1. A close partnership formed between a newly aroused public and existing agencies working for the welfare of children.

2. The Exhibit is continued as a part of the traveling libraries department of the public library.

3. Sections of the Exhibit, dealing with particular subjects, loaned for circulation in churches, schools, settlements and clubs.

4. The Children’s Agencies and the churches stimulated to a stock-taking of progress and furnished an exact basis for mapping out the next steps ahead.

One of the women social workers at an Exhibit said: “We are all of us learning, for the first time, what place our work has in the city’s life. We have worked over our exhibits, trying to state in concrete terms our purpose and our success; then we see our organization placed here beside all the others, and we find out how inadequate we all are, and yet how important, each at our own job. We find out where there is overlapping and where we can use each other in the future. And then we walk over to the section on industrial conditions, or on housing, or on infant mortality, and we see the big underlying problems, that we haven’t any of us touched yet. And we realize that no private organization ever can touch those problems. Only all the people, acting for themselves through their representatives, can begin to make a dent in them.”
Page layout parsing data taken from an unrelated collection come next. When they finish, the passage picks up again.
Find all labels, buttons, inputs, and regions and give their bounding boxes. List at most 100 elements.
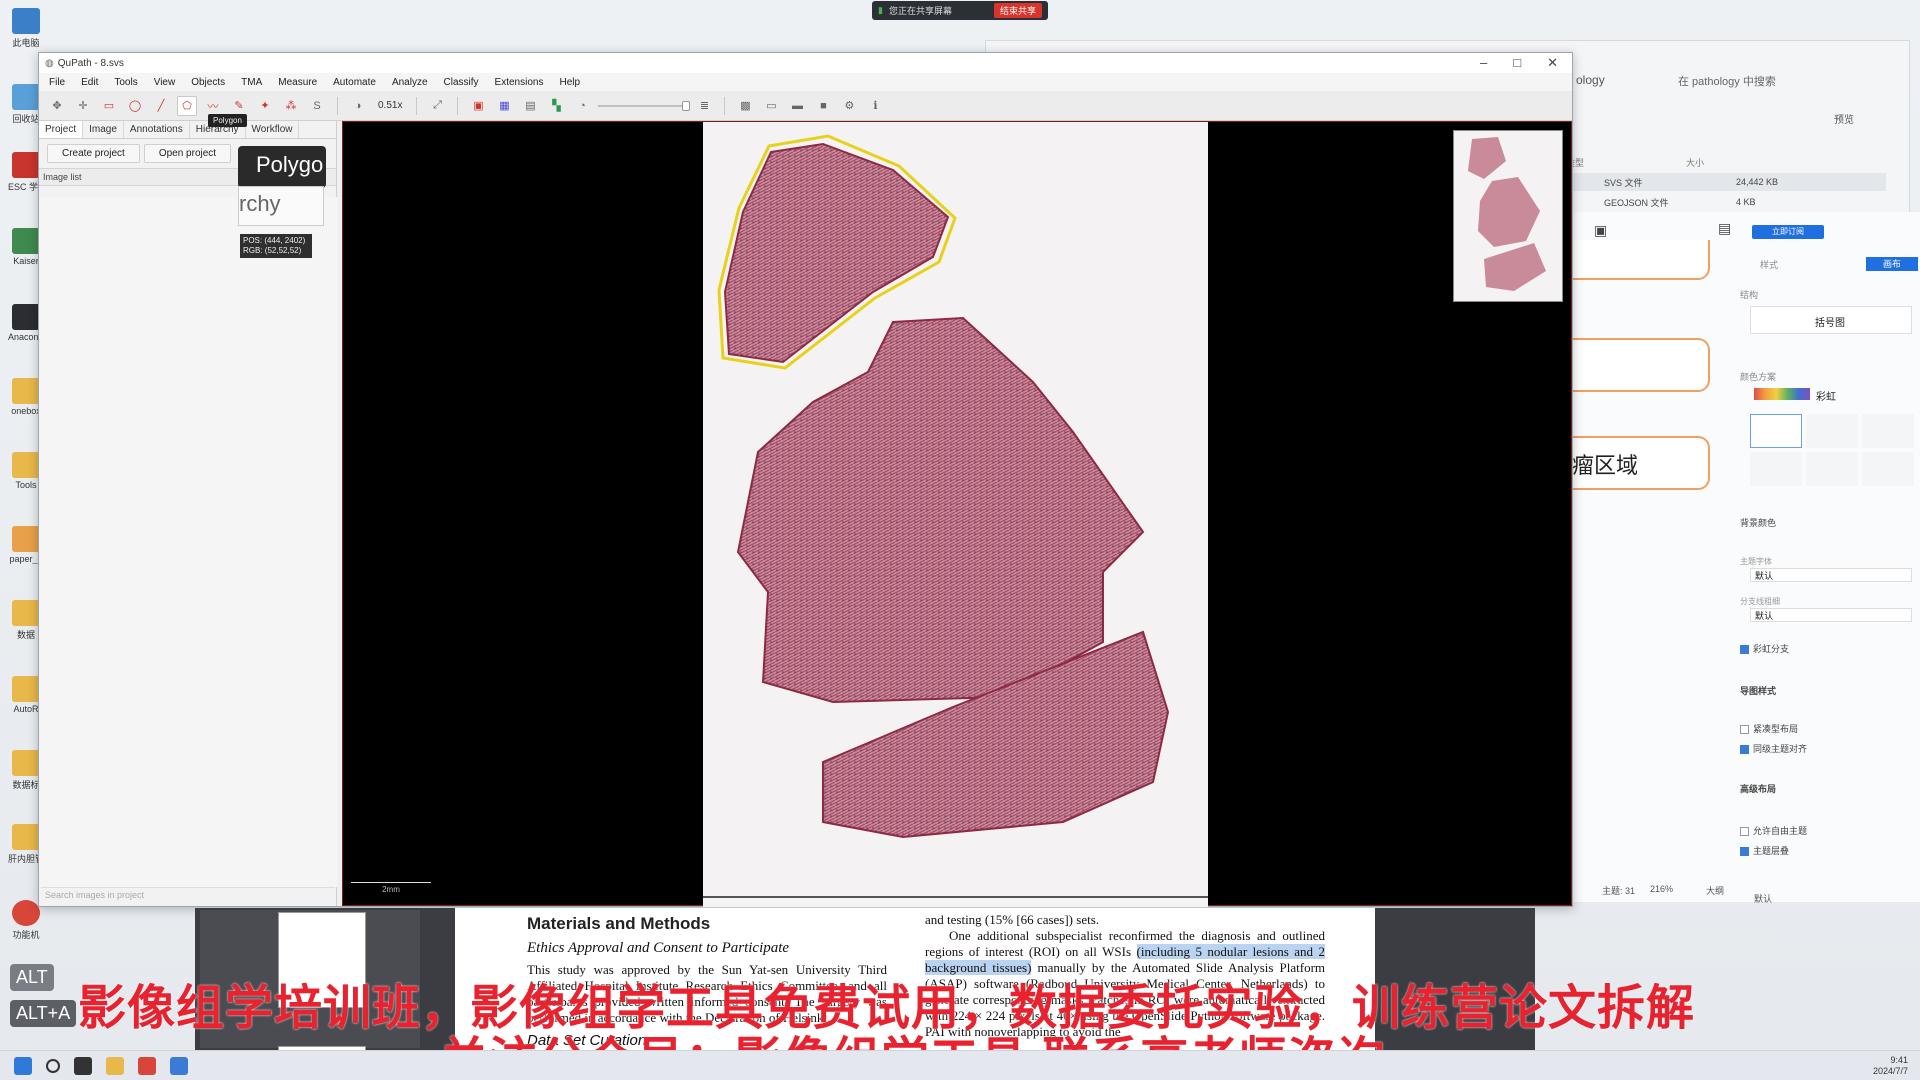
image-list[interactable] (39, 197, 337, 887)
checkbox-icon (1740, 725, 1749, 735)
stop-share-button[interactable]: 结束共享 (993, 3, 1042, 18)
close-icon[interactable]: ✕ (1547, 55, 1558, 71)
move-tool-icon[interactable]: ✥ (47, 96, 67, 116)
layout-option[interactable] (1750, 414, 1802, 448)
desktop-icon-this-pc[interactable]: 此电脑 (8, 8, 44, 49)
show-annotations-icon[interactable]: ▣ (468, 96, 488, 116)
layout-option[interactable] (1862, 452, 1914, 486)
selection-mode-icon[interactable]: S (307, 96, 327, 116)
tab-canvas[interactable]: 画布 (1866, 257, 1918, 271)
log-icon[interactable]: ≣ (694, 96, 714, 116)
show-detections-icon[interactable]: ▤ (520, 96, 540, 116)
advanced-heading: 高级布局 (1740, 784, 1777, 794)
tab-image[interactable]: Image (83, 121, 124, 138)
tab-style[interactable]: 样式 (1760, 258, 1778, 271)
mindmap-node-label: 瘤区域 (1572, 453, 1639, 478)
menu-help[interactable]: Help (559, 77, 580, 88)
brightness-contrast-icon[interactable]: ◑ (348, 96, 368, 116)
search-images-input[interactable]: Search images in project (41, 887, 335, 903)
location-icon[interactable]: ▭ (761, 96, 781, 116)
layout-option[interactable] (1806, 414, 1858, 448)
menu-extensions[interactable]: Extensions (495, 77, 544, 88)
menu-edit[interactable]: Edit (81, 77, 98, 88)
checkbox-icon (1740, 847, 1749, 857)
line-tool-icon[interactable]: ╱ (151, 96, 171, 116)
menu-analyze[interactable]: Analyze (392, 77, 428, 88)
font-select[interactable]: 默认 (1750, 568, 1912, 582)
wand-tool-icon[interactable]: ✦ (255, 96, 275, 116)
rectangle-tool-icon[interactable]: ▭ (99, 96, 119, 116)
maximize-icon[interactable]: □ (1513, 55, 1521, 71)
mindmap-node[interactable] (1572, 338, 1710, 392)
mindmap-node[interactable] (1572, 240, 1710, 280)
polyline-tool-icon[interactable]: 〰 (203, 96, 223, 116)
rainbow-branch-checkbox[interactable]: 彩虹分支 (1740, 642, 1915, 655)
zoom-fit-icon[interactable]: ⤢ (427, 96, 447, 116)
bg-preview-button[interactable]: 预览 (1834, 111, 1854, 126)
app-icon[interactable] (138, 1056, 156, 1075)
menu-objects[interactable]: Objects (191, 77, 225, 88)
menu-tma[interactable]: TMA (241, 77, 262, 88)
task-view-icon[interactable] (74, 1056, 92, 1075)
free-topic-checkbox[interactable]: 允许自由主题 (1740, 824, 1915, 837)
overview-thumbnail[interactable] (1453, 130, 1563, 302)
tab-annotations[interactable]: Annotations (124, 121, 190, 138)
menu-measure[interactable]: Measure (278, 77, 317, 88)
app-icon[interactable] (170, 1056, 188, 1075)
structure-select[interactable]: 括号图 (1750, 306, 1912, 334)
checkbox-label: 紧凑型布局 (1753, 724, 1799, 734)
slide-viewer[interactable]: 2mm (342, 121, 1572, 907)
show-tma-grid-icon[interactable]: ▦ (494, 96, 514, 116)
outline-button[interactable]: 大纲 (1706, 884, 1724, 897)
overview-toggle-icon[interactable]: ▩ (735, 96, 755, 116)
search-icon[interactable] (46, 1058, 60, 1073)
layout-option[interactable] (1750, 452, 1802, 486)
slider-knob[interactable] (682, 100, 691, 111)
menu-automate[interactable]: Automate (333, 77, 376, 88)
brush-tool-icon[interactable]: ✎ (229, 96, 249, 116)
mindmap-node-tumor[interactable]: 瘤区域 (1572, 436, 1710, 490)
system-tray[interactable]: 9:41 2024/7/7 (1873, 1055, 1908, 1077)
compact-checkbox[interactable]: 紧凑型布局 (1740, 722, 1915, 735)
settings-icon[interactable]: ⚙ (839, 96, 859, 116)
menu-file[interactable]: File (49, 77, 65, 88)
panel-icon[interactable]: ▤ (1718, 220, 1731, 237)
grid-icon[interactable]: ■ (813, 96, 833, 116)
help-icon[interactable]: ℹ (865, 96, 885, 116)
line-select[interactable]: 默认 (1750, 608, 1912, 622)
menu-classify[interactable]: Classify (444, 77, 479, 88)
bg-search-input[interactable]: 在 pathology 中搜索 (1678, 73, 1776, 89)
opacity-slider[interactable] (598, 100, 691, 111)
zoom-level[interactable]: 216% (1650, 884, 1673, 894)
crosshair-icon[interactable]: ✛ (73, 96, 93, 116)
qupath-logo-icon: ◍ (45, 57, 54, 69)
tab-workflow[interactable]: Workflow (246, 121, 300, 138)
film-icon[interactable]: ▣ (1594, 222, 1607, 239)
tab-project[interactable]: Project (39, 121, 84, 138)
scalebar-icon[interactable]: ▬ (787, 96, 807, 116)
overlap-checkbox[interactable]: 主题层叠 (1740, 844, 1915, 857)
ellipse-tool-icon[interactable]: ◯ (125, 96, 145, 116)
bg-file-row[interactable]: GEOJSON 文件 4 KB (1566, 193, 1886, 211)
folder-icon (12, 600, 40, 626)
open-project-button[interactable]: Open project (143, 144, 232, 163)
minimize-icon[interactable]: – (1480, 55, 1487, 71)
show-connections-icon[interactable]: ◔ (572, 96, 592, 116)
slide-image[interactable] (703, 122, 1208, 907)
create-project-button[interactable]: Create project (47, 144, 140, 163)
overview-svg (1468, 137, 1546, 291)
menu-tools[interactable]: Tools (114, 77, 137, 88)
points-tool-icon[interactable]: ⁂ (281, 96, 301, 116)
bg-file-row[interactable]: SVS 文件 24,442 KB (1566, 173, 1886, 191)
file-explorer-icon[interactable] (106, 1056, 124, 1075)
layout-option[interactable] (1806, 452, 1858, 486)
fill-detections-icon[interactable]: ▚ (546, 96, 566, 116)
windows-start-icon[interactable] (14, 1056, 32, 1075)
subscribe-button[interactable]: 立即订阅 (1752, 225, 1824, 239)
layout-option[interactable] (1862, 414, 1914, 448)
menu-view[interactable]: View (154, 77, 176, 88)
bg-header-row: 类型 大小 (1566, 153, 1886, 171)
align-checkbox[interactable]: 同级主题对齐 (1740, 742, 1915, 755)
color-select[interactable]: 彩虹 (1816, 388, 1836, 403)
polygon-tool-icon[interactable]: ⬠ (177, 95, 197, 116)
Dr. Anna Louise Strong, the director of exhibits of the National Child Welfare Exhibit Committee, upholds the service of the Exhibit in the face of certain critics: “I believe in the exhibit method, whatever its risks, through the faith that when the widest publicity possible is secured, truth will win out. The light that beats around a throne is no fiercer than the light that has beat around disputed statements in a child welfare exhibit. And because of this, however and whenever individual exhibitors fail, I feel that the exhibit method is, in spite of its dangers, one of the safest, just because of the wideness of its reach, and the many-sidedness of the comments aroused.”

Literature

It is not alone in such more or less spectacular educational work as exhibits of various kinds, that women have participated with such success. They are helping to create the scientific literature of social service which is based upon accurate observation and generalization. To enumerate even the important contributions of women to this literature would be impossible here, but by way of illustration we may cite simply the contributions made by women to the studies issued under the auspices of the Russell Sage Foundation:

The Evening Post of New York said of “Women and the Trades,” by Elizabeth B. Butler, who made her study in the Pittsburgh Survey, that it “represents the most complete and careful study ever made in any country of the actual working conditions of the wage-paid women of a great city.” Miss Butler has also made a study of saleswomen in mercantile stores.